Beberapa orang yang suka menulis pasti mencurahkan isi tulisannya berdasarkan pengalaman pribadi, sebenarnya itu sudah menjadi hal yang lumrah bagi penulis tersebut untuk berbagi pengalaman atau cerita-cerita yang telah dialaminya.

Lantas, adakah seorang penulis yang samasekali tak pernah menulis pengalaman tentang dirinya di buku atau pada puisi-puisinya atau tulisan-tulisan lainnya?

Saya sendiri sangsi akan hal itu. Minimal ia pasti pernah mencurahkan isi hatinya pada puisi yang ditulis atau menjadi salah satu karakter di novelnya. Mungkin kalau ada seseorang yang suka menulis tetapi tak pernah menuliskan pengalamannya sendiri  bisa dikatakan sangat sedikit perbandingannya dari yang ada. 


Atau, apakah sang penulis itu memang Pemalu? Ah ini jadi lucu karena saya pernah bertanya kepada seorang teman yang suka menulis, tetapi biasanya ia menulis artikel atau berita-berita yang tengah terjadi lalu merangkumnya. “Sekali-sekali tulis pengalamanmu dong, dijadikan cerpen atau apa gitu kek.?” Lantas ia menjawab. “Ah, tak perlu lah, malu. Pengalaman saya tak ada yang seru.” Dan saya tetap tak mempercayai itu, karena saya pribadi juga menulis beberapa cerita-cerita berdasarkan pengalaman pribadi dan menulis puisi dengan perasaan yang sedang dialami, begitu juga beberapa teman lain yang suka menulis, walaupun ia hanya penulis blog, banyak yang menulis pengalaman-pengalaman pribadinya.

Salah satu teman yang wartawan malah sering curhat ditulisannya kalau tidak lagi nulis berita dengan membikin beberapa puisi dan cerpen-cerpen berdasar pengalaman pribadi. “Aku merasakan benar-benar menulis ya saat mencurahkan hati, bikin puisi, prosa atau cerpen. Menulis berita itu terpaksa.” Katanya.

Pada dasarnya ada banyak macam-macam alasan orang menulis. Para penulis fiksi, misalnya, ia senang dan suka mengarang cerita dan menciptakan tokoh dengan karakter yang lain dari yang lain atau menyamai karakter sang penulis itu sendiri. J.K Rowling mengaku bahwa ia menyelipkan sebagian dirinya pada karakter Hermione.
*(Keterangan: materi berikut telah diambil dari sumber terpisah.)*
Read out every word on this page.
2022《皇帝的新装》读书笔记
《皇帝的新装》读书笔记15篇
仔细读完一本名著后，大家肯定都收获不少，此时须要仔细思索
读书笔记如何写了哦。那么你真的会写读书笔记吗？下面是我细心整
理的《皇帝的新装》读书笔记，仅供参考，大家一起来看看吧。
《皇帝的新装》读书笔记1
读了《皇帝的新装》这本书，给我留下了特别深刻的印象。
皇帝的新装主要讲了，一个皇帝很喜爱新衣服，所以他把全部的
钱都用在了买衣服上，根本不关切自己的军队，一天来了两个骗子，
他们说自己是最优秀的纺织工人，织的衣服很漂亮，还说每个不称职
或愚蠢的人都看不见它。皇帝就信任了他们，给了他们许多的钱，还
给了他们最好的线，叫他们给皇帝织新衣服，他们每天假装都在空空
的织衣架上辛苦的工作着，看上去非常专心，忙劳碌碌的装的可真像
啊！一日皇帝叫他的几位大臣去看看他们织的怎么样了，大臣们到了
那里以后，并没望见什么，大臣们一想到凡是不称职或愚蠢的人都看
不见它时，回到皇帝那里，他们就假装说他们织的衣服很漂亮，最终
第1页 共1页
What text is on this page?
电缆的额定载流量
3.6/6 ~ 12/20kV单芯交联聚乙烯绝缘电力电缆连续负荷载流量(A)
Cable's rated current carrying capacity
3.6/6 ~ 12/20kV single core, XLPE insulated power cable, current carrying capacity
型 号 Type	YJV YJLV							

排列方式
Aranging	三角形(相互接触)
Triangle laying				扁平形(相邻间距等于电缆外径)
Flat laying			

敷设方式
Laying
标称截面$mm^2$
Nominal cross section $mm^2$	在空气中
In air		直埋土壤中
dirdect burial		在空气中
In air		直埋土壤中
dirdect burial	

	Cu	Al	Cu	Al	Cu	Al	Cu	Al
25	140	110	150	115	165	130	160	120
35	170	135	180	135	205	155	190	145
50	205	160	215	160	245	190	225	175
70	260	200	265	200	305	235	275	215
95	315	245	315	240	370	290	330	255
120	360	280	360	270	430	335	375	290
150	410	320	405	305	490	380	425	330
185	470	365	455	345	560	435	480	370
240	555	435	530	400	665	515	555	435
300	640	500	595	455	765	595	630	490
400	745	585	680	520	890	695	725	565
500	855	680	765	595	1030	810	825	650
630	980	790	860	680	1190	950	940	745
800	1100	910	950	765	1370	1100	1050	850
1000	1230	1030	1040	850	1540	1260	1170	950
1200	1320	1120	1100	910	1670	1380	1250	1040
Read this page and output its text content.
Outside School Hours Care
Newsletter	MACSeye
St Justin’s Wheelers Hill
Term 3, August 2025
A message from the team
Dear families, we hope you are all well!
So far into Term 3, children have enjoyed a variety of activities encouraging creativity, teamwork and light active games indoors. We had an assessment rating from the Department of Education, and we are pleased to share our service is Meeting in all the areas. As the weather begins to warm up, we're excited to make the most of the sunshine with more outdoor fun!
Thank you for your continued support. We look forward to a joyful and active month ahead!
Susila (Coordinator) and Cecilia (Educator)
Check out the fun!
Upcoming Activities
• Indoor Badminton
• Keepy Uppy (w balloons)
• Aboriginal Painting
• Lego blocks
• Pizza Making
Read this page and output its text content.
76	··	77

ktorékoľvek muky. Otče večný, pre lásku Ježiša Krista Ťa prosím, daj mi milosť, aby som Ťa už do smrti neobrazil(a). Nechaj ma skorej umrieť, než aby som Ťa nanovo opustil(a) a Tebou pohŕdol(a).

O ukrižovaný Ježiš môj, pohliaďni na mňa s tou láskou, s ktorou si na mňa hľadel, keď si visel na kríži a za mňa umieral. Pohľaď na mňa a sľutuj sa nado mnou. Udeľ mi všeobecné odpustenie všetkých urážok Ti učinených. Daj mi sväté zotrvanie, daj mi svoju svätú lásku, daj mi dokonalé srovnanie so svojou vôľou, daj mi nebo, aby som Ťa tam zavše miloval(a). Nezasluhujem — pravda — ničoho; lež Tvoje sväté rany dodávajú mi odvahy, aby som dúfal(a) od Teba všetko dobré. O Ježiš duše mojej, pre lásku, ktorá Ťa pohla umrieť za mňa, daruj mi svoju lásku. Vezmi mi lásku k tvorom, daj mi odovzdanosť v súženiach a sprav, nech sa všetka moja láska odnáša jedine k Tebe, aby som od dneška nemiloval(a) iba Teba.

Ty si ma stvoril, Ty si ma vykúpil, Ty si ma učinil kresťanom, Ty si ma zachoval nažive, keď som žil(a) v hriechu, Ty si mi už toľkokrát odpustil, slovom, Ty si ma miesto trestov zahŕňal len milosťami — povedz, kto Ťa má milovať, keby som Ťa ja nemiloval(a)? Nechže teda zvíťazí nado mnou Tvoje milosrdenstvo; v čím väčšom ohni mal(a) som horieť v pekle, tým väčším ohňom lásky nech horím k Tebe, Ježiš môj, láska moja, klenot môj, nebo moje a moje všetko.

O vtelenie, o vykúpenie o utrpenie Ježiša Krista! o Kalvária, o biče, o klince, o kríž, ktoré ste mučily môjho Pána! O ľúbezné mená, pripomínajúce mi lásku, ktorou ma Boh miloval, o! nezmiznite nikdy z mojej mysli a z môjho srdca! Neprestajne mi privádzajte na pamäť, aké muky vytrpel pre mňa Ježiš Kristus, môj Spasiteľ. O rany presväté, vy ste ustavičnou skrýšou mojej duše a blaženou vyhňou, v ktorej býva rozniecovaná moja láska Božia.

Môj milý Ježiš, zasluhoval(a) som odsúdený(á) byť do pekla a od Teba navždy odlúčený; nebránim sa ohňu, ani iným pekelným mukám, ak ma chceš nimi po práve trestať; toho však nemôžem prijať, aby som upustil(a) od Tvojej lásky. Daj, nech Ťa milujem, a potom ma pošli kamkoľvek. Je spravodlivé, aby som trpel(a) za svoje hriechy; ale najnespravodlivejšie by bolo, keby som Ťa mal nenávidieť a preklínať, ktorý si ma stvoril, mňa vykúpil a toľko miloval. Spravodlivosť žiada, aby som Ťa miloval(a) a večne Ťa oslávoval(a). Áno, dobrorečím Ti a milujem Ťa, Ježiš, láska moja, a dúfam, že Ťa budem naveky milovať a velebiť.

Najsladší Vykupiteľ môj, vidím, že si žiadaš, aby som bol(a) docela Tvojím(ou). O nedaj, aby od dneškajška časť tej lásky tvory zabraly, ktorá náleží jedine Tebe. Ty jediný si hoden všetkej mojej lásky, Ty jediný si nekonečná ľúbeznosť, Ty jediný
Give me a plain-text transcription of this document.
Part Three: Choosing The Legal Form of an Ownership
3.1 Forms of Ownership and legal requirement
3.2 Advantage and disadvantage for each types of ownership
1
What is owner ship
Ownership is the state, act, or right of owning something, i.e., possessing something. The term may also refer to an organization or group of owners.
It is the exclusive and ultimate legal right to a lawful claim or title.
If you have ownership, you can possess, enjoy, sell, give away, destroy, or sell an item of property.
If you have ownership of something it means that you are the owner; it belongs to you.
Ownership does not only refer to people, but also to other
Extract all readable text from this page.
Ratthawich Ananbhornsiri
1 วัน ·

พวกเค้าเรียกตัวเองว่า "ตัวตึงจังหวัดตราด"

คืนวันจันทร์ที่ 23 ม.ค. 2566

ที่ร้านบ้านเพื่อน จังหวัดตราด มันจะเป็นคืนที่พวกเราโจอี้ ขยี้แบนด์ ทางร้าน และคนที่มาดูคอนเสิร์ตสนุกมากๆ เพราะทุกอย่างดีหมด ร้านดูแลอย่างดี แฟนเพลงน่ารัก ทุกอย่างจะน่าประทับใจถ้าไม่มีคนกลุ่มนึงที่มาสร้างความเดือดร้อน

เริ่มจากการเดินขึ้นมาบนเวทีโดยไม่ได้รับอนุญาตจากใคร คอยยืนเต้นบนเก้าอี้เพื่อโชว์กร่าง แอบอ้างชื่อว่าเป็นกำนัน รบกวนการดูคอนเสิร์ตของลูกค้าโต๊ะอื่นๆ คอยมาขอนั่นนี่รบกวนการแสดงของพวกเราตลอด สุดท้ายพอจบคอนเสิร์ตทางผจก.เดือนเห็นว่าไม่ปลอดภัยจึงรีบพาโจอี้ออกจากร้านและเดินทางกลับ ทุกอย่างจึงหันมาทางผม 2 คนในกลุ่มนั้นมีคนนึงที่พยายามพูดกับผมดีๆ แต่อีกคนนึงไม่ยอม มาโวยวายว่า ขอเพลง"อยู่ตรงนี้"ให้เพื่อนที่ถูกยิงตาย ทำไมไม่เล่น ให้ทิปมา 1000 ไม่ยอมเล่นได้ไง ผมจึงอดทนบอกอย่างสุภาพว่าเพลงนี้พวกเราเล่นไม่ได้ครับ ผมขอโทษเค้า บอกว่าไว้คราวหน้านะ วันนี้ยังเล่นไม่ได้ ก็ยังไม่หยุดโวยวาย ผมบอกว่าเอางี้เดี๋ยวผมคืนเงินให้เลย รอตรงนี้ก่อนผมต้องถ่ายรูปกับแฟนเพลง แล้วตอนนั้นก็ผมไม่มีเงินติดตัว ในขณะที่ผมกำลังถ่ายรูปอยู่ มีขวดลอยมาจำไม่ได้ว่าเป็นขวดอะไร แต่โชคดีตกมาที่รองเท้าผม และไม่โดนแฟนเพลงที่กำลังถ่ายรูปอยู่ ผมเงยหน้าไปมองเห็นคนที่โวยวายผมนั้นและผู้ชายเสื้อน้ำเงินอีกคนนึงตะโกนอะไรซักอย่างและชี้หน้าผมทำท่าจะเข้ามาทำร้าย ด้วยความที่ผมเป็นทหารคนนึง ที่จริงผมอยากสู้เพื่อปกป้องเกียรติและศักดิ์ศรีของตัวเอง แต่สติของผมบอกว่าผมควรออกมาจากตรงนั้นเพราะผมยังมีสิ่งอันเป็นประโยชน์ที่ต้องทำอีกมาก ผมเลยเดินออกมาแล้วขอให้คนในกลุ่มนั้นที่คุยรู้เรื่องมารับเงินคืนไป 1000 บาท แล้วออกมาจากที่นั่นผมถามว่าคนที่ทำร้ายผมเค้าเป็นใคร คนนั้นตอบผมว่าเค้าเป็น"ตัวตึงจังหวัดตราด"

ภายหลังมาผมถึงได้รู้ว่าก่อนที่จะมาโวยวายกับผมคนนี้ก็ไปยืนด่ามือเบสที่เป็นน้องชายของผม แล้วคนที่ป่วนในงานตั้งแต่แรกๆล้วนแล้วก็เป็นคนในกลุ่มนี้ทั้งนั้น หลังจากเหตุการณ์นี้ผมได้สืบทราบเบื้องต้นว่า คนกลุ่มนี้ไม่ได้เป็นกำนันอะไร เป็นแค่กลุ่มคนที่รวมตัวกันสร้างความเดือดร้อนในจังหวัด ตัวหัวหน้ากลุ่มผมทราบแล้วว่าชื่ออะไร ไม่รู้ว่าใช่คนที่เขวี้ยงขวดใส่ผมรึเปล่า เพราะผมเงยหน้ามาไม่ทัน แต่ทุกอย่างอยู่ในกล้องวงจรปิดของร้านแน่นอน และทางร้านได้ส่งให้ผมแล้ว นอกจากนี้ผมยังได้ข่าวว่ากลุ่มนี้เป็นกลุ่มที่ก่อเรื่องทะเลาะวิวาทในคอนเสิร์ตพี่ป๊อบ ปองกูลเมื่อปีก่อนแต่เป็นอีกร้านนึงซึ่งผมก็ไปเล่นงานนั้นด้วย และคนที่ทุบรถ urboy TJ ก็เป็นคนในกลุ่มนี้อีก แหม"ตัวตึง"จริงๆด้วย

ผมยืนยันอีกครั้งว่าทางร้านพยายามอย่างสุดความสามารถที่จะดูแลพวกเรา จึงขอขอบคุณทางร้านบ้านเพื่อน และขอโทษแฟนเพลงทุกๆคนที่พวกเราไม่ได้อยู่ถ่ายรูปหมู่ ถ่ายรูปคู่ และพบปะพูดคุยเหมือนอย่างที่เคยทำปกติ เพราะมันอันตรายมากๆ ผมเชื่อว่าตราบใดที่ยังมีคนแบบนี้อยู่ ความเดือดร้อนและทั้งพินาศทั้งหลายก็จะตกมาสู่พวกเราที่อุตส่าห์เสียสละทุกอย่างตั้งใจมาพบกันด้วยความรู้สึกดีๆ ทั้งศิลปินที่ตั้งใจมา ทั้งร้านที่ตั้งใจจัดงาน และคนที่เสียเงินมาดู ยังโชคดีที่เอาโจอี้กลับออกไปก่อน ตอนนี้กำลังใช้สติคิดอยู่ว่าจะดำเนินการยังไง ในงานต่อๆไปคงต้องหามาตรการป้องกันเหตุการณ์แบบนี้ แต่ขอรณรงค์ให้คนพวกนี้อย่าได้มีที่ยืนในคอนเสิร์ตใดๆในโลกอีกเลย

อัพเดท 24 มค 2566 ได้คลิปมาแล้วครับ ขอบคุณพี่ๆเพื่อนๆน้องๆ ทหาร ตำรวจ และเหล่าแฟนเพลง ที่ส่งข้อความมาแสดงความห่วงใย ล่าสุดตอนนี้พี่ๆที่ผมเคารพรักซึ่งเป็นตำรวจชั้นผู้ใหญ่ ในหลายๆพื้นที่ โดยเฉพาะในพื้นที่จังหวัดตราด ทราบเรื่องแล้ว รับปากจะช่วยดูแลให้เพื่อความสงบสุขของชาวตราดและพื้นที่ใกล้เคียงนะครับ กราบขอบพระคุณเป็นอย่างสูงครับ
Dewi Lestari mungkin menaruh beberapa karakter dirinya sendiri pada Kugy atau Elektra, bahkan Hilman Hariwijaya dengan Novel fenomenalnya serial Lupus, blak-blakkan memasuki karakternya sendiri pada diri Lupus, dan banyak lagi yang seperti itu baik penulis di dalam ataupun luar negeri.

Karakter khayalan bisa lahir karena daya imajinasi seseorang yang menginginkan hal lain pada dirinya, jika ini di luar bidang kepenulisan, seperti menciptakan karakter tokoh yang akan dijadikan pemeran utama dalam cerita. Tapi bagaimana bila seseorang tersebut bukanlah seorang penulis novel atau cerpen, namun memiliki karakter khayalan/imajinasi yang dijadikannya sebagai teman?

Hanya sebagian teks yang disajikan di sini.